Но Кадушкин был далек от шуток — он безнадежно искал успокоения и вдруг нашел его. Больше ему не о чем было говорить с Титушком, и он хлопнул дверью. Шагая по двору, совсем взбодрился. «От бедноты опять притеснения пойдут нашему брату, черт их бей, не зря терпеть стану. Задаток от меня получили. Ах ты богов человек, — Титушко».
Харитон, чтобы остудить голову, походил по двору и поднялся на крыльцо, глубоко вдыхая ночной воздух исцеленной грудью. Титушко слышал, как скрипнула за ним избяная дверь, погодил немного и вышел на улицу, в огород. Небо было теплое, звездное, и Большая Медведица зарно горела всем набором, завалившись на дышло к востоку, где дальние окоемы уже подмокли на жиденьком рассвете. Все ночное понизовье, потопленное разливом, дышало неверным покоем и дерзкой тайной живых вешних вод.
— Господи, прости нас, грешных, — молился Титушко на светлеющее небо и плечами своими под истертой рубахой почувствовал холодок. — Господи, пишешь ли в книге своей грехи наши?
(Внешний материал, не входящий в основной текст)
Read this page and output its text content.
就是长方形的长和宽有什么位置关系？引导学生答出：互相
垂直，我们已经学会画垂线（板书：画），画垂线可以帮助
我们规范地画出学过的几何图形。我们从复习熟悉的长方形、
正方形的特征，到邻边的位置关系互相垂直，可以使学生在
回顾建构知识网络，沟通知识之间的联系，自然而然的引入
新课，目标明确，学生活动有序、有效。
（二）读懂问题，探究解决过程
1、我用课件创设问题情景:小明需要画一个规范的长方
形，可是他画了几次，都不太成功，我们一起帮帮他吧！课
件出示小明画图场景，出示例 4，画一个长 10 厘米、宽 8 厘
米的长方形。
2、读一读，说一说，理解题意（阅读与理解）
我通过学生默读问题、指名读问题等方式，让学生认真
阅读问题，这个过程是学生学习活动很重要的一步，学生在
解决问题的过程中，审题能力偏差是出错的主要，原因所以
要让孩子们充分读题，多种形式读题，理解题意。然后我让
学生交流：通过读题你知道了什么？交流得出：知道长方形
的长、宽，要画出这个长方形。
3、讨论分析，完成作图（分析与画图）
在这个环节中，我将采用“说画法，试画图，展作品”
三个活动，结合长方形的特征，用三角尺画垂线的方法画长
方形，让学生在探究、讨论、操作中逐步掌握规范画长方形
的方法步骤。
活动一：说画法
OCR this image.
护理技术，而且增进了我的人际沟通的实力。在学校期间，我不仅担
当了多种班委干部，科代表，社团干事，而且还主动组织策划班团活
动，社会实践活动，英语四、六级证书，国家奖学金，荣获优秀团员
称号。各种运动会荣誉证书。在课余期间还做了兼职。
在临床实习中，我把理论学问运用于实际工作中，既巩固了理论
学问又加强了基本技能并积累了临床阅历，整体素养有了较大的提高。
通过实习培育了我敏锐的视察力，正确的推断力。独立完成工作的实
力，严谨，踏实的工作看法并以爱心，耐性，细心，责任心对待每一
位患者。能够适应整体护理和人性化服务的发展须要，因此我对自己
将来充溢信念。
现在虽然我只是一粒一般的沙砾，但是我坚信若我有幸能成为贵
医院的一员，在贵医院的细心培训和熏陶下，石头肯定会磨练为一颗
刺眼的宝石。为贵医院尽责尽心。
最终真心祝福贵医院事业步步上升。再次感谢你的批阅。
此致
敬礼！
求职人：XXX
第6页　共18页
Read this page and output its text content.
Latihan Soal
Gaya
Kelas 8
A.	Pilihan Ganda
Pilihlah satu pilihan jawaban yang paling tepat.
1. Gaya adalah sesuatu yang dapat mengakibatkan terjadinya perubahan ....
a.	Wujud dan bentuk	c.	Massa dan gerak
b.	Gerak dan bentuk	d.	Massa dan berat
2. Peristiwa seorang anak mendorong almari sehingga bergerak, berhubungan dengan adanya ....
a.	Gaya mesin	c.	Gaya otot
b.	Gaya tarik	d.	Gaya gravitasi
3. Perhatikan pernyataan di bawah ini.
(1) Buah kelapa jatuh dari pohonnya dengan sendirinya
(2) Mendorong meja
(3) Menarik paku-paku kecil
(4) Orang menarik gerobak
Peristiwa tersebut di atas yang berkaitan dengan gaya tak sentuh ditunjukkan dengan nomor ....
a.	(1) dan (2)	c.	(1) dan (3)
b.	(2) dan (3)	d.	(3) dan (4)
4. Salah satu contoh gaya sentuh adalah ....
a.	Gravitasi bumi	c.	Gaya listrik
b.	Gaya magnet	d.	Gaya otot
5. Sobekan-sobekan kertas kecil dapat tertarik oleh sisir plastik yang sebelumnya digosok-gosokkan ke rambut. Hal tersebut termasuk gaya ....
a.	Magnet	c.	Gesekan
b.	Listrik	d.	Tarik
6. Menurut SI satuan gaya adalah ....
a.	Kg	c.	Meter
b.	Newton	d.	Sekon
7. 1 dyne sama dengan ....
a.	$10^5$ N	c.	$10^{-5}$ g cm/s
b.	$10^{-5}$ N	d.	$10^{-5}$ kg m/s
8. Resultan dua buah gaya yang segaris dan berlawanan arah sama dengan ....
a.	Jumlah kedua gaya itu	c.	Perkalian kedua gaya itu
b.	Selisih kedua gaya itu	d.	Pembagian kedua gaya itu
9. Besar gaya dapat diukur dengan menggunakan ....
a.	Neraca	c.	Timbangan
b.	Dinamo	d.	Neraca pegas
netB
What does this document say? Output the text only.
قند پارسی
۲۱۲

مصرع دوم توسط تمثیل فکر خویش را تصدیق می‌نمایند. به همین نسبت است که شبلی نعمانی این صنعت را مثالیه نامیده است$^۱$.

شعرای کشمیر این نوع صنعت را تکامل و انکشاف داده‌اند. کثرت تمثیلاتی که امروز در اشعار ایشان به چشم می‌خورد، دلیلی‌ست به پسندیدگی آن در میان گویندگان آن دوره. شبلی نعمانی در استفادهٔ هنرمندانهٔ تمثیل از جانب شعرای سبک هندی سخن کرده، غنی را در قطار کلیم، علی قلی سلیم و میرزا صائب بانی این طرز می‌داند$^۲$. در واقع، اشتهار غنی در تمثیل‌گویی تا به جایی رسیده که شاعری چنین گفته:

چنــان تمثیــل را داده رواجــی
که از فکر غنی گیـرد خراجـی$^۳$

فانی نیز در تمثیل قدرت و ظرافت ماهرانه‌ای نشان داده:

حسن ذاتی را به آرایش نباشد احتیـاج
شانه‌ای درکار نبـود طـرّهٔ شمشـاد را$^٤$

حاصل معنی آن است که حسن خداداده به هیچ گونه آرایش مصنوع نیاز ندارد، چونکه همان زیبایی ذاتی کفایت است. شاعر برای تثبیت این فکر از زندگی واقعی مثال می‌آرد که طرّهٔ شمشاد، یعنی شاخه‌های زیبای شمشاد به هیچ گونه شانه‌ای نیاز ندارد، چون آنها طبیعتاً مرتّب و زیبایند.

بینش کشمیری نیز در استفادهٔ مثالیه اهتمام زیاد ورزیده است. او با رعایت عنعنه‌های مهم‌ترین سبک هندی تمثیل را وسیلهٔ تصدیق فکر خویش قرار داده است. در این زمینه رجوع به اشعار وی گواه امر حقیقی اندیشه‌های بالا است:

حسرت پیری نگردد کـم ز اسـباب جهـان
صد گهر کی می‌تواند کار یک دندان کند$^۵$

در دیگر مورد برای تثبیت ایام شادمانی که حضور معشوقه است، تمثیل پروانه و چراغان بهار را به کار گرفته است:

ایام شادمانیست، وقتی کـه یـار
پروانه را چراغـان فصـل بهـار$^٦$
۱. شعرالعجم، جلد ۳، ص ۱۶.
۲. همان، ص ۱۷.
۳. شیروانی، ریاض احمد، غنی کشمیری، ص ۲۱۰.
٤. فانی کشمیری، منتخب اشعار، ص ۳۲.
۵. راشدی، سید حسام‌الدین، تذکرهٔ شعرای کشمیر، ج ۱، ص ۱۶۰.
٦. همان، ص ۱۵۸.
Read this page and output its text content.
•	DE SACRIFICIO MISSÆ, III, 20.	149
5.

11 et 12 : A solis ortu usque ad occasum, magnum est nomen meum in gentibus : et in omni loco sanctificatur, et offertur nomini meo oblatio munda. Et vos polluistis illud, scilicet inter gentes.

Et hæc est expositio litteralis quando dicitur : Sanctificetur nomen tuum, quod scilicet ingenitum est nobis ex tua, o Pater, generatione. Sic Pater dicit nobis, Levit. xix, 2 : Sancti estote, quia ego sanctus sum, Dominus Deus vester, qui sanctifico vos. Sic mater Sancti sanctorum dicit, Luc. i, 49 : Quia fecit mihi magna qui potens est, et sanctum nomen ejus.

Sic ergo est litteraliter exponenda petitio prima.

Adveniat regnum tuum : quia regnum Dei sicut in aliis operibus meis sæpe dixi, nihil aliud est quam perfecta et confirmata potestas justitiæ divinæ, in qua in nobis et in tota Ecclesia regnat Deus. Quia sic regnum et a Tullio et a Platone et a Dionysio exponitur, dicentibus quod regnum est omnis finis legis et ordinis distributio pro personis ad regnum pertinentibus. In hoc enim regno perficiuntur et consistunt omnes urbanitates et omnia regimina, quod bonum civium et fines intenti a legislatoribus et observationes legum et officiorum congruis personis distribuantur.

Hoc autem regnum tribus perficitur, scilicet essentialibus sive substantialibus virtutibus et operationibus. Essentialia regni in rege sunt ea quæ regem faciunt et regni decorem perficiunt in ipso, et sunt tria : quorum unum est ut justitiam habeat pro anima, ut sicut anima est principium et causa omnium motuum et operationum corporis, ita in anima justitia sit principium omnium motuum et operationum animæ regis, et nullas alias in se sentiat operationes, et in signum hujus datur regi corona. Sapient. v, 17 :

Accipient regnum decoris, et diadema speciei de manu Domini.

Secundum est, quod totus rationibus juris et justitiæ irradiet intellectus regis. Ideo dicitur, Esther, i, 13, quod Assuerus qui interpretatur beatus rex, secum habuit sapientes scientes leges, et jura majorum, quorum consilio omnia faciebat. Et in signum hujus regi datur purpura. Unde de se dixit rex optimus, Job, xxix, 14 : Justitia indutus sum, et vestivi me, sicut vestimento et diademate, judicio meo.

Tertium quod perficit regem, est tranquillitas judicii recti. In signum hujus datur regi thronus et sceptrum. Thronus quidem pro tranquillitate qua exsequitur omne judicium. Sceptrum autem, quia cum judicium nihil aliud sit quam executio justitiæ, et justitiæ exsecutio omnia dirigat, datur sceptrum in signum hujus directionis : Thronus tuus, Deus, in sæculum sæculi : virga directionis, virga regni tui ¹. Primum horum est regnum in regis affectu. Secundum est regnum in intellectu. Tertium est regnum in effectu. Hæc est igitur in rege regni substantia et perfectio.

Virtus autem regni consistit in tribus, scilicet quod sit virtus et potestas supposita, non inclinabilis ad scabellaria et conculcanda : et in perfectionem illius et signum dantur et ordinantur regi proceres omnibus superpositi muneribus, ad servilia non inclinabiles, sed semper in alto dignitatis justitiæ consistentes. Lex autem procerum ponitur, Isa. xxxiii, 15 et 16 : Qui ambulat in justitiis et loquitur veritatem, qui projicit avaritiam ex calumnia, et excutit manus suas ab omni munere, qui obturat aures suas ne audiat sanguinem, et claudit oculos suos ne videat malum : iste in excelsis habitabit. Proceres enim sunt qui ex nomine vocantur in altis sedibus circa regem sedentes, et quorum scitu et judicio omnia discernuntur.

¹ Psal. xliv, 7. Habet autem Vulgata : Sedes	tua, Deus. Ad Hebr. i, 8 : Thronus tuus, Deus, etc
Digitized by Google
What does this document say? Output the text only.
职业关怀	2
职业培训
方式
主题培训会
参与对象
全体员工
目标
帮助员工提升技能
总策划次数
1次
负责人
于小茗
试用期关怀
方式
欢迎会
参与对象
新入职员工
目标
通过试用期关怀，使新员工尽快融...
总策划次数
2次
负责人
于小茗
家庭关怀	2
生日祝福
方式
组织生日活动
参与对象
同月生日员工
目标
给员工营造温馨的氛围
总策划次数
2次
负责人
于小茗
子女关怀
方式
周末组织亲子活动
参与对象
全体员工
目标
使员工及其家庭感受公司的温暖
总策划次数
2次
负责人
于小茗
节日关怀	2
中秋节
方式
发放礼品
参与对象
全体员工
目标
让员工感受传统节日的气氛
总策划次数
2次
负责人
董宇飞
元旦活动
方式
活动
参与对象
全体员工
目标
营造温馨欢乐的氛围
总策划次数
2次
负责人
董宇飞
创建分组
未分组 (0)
И вдруг упал на колени, ладонью прижимая ладонь к своей груди, начал шептать ту редкую молитву, которую творил в минуты большого смятения: «Мученик Твой, Господи, Симион, во муках своих венец принят нетленный от тебя, Бога нашего. Имеяй бо крепость Твою, мучителей низложи, сокруши и демонов немощные дерзости. Того молитвами спаси души наша».
Титушко всегда с упоением читал этот тропарь мученику и всегда находил в нем надежду и утешение, а в надежде скорей прощалась и забывалась человеческая ложь, жестокость. Он с детства верил в вечную истину, что каждому и всякому будет воздано, и не хотел расставаться с этой верой, но не мог и понять, почему именно он должен страдать за чужие грехи. «Хоть и тот же Харитон. Он исповедался, снял со своей души гнет и жить теперь станет как праведник, а я томись за него. Да и вправе ли я брать на себя Грех его» — так думал Титушко и, чем беззаветней молился, тем мучительней жила его совесть: не было ей покоя.